Его звали Андрей, значит – мужчина, мужественный. А друзья называли его Ардом. А её – Ариной, Арой. Странные у них были отношения. Она присаживалась к нему на правое колено и сразу становилась похожей на виолончель, и он на ней как будто играл. Целовал, обнимал, поглаживал, пощипывал, но я – а влюблённые это за версту чуют – чувствовал, что не было между ними настоящей страсти, не говоря уже о любви. Они могли целоваться у всех на глазах, но, по-моему, ещё раз прошу прощения, секса между ними полнокровного не было. И быть не могло – так я чувствовал. А они считались официально женихом и невестой, да, да, даже день свадьбы был назначен, все это знали, сразу после возвращения из Болгарии они должны были пожениться. Но я видел, что они скучали друг с другом.

Он всё время что-то изображал, кого-то показывал.

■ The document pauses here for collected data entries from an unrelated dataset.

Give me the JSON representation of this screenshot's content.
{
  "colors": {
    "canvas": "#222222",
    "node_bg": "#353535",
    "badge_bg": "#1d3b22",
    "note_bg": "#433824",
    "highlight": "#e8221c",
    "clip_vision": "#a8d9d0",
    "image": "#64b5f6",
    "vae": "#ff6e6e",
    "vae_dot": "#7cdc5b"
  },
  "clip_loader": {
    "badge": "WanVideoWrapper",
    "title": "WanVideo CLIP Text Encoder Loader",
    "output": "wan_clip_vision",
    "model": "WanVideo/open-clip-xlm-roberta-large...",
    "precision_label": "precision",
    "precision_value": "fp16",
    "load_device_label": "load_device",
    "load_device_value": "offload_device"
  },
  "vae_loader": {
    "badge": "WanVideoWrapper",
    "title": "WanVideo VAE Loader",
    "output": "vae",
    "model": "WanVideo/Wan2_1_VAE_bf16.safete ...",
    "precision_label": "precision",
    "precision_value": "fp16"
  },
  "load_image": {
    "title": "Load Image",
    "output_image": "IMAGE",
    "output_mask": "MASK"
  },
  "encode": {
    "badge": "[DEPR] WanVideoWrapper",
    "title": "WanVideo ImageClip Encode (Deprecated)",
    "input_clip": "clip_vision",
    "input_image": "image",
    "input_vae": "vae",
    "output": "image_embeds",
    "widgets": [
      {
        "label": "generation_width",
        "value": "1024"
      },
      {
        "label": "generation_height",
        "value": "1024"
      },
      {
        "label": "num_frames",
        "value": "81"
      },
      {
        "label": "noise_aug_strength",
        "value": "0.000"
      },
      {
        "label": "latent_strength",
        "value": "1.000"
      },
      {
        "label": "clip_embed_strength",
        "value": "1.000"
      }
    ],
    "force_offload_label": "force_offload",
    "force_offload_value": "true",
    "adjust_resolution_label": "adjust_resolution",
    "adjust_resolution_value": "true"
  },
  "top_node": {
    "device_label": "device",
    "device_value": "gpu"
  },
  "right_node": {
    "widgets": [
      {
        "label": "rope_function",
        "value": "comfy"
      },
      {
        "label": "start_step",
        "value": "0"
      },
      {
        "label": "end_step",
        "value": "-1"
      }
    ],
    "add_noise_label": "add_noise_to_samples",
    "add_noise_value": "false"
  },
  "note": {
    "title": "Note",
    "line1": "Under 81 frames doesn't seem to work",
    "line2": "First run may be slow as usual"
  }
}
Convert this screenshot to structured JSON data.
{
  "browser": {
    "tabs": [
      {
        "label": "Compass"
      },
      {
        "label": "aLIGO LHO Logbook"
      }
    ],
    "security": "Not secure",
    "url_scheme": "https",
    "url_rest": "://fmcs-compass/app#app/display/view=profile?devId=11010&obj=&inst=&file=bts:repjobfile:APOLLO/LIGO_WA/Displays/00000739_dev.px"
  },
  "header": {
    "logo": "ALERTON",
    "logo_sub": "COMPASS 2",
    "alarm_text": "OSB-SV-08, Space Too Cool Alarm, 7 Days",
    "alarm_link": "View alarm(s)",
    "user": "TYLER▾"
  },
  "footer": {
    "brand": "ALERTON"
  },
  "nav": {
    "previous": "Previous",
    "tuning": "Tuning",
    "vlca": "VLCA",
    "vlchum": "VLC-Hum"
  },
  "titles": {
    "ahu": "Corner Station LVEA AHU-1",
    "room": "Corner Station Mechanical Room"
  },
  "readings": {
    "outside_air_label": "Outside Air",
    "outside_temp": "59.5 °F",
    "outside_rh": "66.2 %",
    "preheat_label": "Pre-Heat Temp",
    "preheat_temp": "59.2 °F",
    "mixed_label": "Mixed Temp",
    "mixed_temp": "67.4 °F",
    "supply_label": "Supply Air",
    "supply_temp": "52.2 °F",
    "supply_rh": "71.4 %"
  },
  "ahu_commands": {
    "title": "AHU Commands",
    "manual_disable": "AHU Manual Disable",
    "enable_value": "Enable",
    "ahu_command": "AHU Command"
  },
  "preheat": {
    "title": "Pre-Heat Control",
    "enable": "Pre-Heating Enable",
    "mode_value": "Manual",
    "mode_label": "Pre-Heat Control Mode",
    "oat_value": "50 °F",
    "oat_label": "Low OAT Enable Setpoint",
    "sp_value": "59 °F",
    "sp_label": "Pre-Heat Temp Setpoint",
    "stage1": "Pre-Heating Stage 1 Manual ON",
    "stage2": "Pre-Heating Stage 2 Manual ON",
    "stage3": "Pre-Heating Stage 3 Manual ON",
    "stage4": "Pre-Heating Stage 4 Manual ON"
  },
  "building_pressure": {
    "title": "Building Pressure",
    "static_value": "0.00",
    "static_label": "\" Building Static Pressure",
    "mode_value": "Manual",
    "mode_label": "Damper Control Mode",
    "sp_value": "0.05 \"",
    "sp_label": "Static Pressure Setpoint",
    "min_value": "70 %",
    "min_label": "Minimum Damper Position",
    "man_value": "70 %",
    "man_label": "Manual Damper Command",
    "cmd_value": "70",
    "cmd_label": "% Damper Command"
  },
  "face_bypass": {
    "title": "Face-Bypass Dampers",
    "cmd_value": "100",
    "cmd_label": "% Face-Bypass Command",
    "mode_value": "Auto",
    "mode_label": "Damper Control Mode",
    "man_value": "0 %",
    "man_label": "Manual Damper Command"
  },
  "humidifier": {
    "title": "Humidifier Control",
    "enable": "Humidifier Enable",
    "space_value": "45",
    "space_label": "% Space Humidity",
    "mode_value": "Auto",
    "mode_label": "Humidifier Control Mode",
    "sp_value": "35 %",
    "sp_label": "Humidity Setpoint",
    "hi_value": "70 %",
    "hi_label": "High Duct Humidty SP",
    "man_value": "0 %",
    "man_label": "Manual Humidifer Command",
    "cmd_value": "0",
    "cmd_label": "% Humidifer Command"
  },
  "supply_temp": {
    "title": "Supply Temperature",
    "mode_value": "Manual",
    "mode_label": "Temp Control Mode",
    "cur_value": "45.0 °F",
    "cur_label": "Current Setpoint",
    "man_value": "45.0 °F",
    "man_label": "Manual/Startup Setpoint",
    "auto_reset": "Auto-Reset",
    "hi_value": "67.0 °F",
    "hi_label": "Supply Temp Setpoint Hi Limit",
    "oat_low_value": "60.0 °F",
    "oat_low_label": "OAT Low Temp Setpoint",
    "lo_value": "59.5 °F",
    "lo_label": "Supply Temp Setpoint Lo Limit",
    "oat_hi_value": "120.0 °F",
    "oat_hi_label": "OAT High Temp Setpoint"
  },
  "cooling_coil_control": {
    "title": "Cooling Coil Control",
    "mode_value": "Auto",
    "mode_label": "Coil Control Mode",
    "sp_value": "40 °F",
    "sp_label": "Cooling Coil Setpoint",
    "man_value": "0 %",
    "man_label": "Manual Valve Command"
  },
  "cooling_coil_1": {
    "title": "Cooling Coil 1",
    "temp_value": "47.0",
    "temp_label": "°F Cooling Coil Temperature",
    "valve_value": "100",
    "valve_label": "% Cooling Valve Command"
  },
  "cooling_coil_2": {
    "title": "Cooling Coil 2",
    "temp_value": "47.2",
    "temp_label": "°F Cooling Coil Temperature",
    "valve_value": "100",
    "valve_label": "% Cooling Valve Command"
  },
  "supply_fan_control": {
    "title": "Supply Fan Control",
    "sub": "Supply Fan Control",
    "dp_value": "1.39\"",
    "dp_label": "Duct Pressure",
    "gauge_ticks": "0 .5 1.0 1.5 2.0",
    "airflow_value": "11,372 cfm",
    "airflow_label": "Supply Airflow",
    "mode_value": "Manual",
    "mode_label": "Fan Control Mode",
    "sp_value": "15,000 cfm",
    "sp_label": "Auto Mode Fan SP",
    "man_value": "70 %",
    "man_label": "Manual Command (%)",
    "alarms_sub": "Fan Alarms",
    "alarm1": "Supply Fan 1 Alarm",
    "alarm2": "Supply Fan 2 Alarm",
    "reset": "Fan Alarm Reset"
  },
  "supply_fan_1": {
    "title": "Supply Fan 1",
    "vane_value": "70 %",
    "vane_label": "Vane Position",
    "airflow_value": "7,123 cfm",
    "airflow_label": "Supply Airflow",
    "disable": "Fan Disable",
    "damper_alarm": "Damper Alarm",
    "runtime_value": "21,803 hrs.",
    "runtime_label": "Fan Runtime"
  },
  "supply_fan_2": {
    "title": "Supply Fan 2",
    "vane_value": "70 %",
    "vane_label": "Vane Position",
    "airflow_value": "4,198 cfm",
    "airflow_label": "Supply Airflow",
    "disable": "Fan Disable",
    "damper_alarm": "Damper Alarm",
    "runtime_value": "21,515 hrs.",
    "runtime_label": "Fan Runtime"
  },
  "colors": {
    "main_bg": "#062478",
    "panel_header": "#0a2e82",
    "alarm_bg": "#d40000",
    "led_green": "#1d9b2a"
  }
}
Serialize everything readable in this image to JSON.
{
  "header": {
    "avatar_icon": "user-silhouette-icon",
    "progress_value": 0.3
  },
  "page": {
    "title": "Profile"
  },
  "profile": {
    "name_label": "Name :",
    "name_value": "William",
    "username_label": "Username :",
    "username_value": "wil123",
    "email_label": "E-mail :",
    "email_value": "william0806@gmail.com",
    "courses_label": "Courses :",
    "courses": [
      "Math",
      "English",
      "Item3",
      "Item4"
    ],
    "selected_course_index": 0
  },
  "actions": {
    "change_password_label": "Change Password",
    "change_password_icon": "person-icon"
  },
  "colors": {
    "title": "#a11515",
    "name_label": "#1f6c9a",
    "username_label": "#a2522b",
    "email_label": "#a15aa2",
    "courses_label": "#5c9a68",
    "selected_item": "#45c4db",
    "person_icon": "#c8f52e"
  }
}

То чопорного англичанина, то древнего шамкающего старика, то красотку-кокетку, то ребёнка, только-только научившегося говорить, то Горбачёва очень похоже, то Ельцина, то тенора-душку (и пел настоящим тенором), то в черепаху преображался… И всегда у него получалось смешно и похоже, а вот когда никого не изображал, он был скучным, каким-то пустым, недобрым, отталкивающим.

А ведь началась вторая часть нашего путешествия в Болгарию, когда все бригады отряда на берегу моря воссоединились для отдыха… Отдых был поначалу обычным приморским, но постепенно он превратился в оргию, тут можно было себе позволить то, чего нельзя на родине, где вино по талонам. Свобода. Мне стыдно об этом вспоминать. Только что работали как каторжные… Все, кроме Арда… То есть начинал-то он резво, больше всех накладывал себе в тачку, демонстрировал силу, мужественность, был передовиком, его фотографировали на доску почёта, и он смотрелся бравым стахановцем. В пример ставили, потом он вдруг заболевал непонятно чем и как будто умирал, то есть придуривался – я это вам ответственно, как врач, говорю – валялся в палатке, стонал, умирал и листал глянцевые журналы, которых в Союзе не было, а в Болгарии уже было много. Мужики наши начали относиться к нему с некоторым презрением, но он вдруг выздоравливал и опять рекорды бил, потом опять артистично симулировал.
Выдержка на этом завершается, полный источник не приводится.